A alegria não é um subproduto do sucesso na cultura latina. Ao contrário das culturas que tratam o estatuto profissional ou a realização financeira como pré-requisitos para uma vida significativa, a cultura latina há muito que define o sucesso de forma mais relacional do que material. Para nosso prejuízo económico ocasional, a alegria não é adiada até termos a casa ou o carro luxuoso. Não tem nada a ver com saldos bancários. A alegria é integrada na vida diária e compartilhada, quer as circunstâncias cooperem ou não.
Essa alegria não é abstrata ou intelectual. É físico. Ele vive no corpo. Isso aparece na dança que começa cedo e nunca para: crianças aprendendo passos complexos de salsa, sendo giradas pelos avós ao lado delas. Movimento não é performance; é participação. A alegria é aprendida somaticamente, ensinada através do ritmo, da proximidade e da repetição, incorporada antes mesmo de poder ser articulada.
É ainda expresso através do toque. Os abraços são longos e frequentes. Se você quiser sair de uma reunião, é melhor anunciá-lo 30 minutos antes de sair, porque você receberá várias rodadas de abraços e beijos pela sala antes de poder sair. O afeto é público e sem constrangimento. Veja Bad Bunny cumprimentando Martin:
A música é o recipiente que carrega tudo isso. A música latina não é apenas entretenimento – é memória, história, tristeza, celebração e conexão em camadas de som. É assim que a alegria é compartilhada nas famílias e exportada para o mundo. Toda a energia de uma sala pode mudar no segundo em que uma música de Celia Cruz ou “El Africano” de Ruby Pérez entra em rotação, caindo tão forte com os mais velhos quanto com as crianças. É realmente algo para se ver.

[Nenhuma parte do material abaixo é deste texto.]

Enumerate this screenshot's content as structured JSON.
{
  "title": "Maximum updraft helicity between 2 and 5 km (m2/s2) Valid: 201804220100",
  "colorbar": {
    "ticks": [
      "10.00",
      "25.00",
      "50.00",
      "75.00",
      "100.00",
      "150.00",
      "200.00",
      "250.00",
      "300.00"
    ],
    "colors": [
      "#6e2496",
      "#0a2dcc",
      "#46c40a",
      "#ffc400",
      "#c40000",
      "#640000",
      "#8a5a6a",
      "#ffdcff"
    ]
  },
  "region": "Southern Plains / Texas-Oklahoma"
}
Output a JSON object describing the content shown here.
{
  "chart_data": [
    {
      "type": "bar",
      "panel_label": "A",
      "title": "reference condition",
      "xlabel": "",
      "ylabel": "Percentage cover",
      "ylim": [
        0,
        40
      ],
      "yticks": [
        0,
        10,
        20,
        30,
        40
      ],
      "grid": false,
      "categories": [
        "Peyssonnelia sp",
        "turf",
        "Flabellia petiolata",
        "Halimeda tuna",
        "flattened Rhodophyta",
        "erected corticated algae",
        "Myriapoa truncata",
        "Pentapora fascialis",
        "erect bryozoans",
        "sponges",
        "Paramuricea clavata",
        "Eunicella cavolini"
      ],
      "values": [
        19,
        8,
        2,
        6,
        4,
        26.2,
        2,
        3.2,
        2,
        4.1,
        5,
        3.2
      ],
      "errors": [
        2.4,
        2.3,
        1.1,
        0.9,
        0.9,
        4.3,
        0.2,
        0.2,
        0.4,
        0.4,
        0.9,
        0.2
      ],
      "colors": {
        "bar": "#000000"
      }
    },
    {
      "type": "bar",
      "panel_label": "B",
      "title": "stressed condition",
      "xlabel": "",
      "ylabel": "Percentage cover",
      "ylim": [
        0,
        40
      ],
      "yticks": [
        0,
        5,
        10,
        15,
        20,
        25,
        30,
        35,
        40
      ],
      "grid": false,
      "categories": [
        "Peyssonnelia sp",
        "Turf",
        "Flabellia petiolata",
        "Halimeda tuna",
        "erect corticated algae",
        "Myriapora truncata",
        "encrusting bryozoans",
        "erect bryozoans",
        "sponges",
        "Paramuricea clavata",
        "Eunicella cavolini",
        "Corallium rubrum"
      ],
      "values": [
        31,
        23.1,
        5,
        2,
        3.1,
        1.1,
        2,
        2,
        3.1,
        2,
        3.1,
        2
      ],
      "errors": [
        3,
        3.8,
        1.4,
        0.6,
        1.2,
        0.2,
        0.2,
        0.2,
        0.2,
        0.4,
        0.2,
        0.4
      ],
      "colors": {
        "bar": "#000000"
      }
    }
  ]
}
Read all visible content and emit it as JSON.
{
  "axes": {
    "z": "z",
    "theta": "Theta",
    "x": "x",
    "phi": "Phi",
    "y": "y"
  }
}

As canções tornam-se propriedade comunitária, transmitidas, dançadas, cantadas em conjunto e refeitas – uma e outra vez – em novos estilos para as novas gerações. Eles formam tecido conjuntivo compartilhado ao longo do tempo.
Você não precisava falar espanhol para sentir nada disso irradiando daquele palco. A música, o movimento, a intimidade eram a mensagem. A alegria não era uma recompensa pelo sucesso, mas uma forma de vida, coletiva, corporificada e oferecida gratuitamente a qualquer pessoa disposta a senti-la. Até mesmo muitos conservadores do MAGA, a contragosto admitido falou com eles.
O conservadorismo, por outro lado, é severo, punitivo e obcecado pelo controle. Trata o prazer com suspeita, a felicidade como frívola e a celebração como fraqueza. Trump é venerado por ser um bilionário – apesar de herdar sua riqueza – e depois zomba dos feridos e mortos como “perdedores”, abertamente contando aos seus seguidores“Eu não me importo com você, só quero o seu voto.”
E você já viu Trump rir? É raro vê-lo simplesmente sorrir.
Enquanto a cultura latina diz que a vida é difícil, então dançamos de qualquer maneira, o conservadorismo MAGA moderno insiste que a vida é difícil, então todos os outros deveriam sofrer também. A alegria naquele intervalo não foi acidental. Foi desafiador. E era profundamente incompatível com a visão de mundo encharcada de queixas que agora define a direita americana.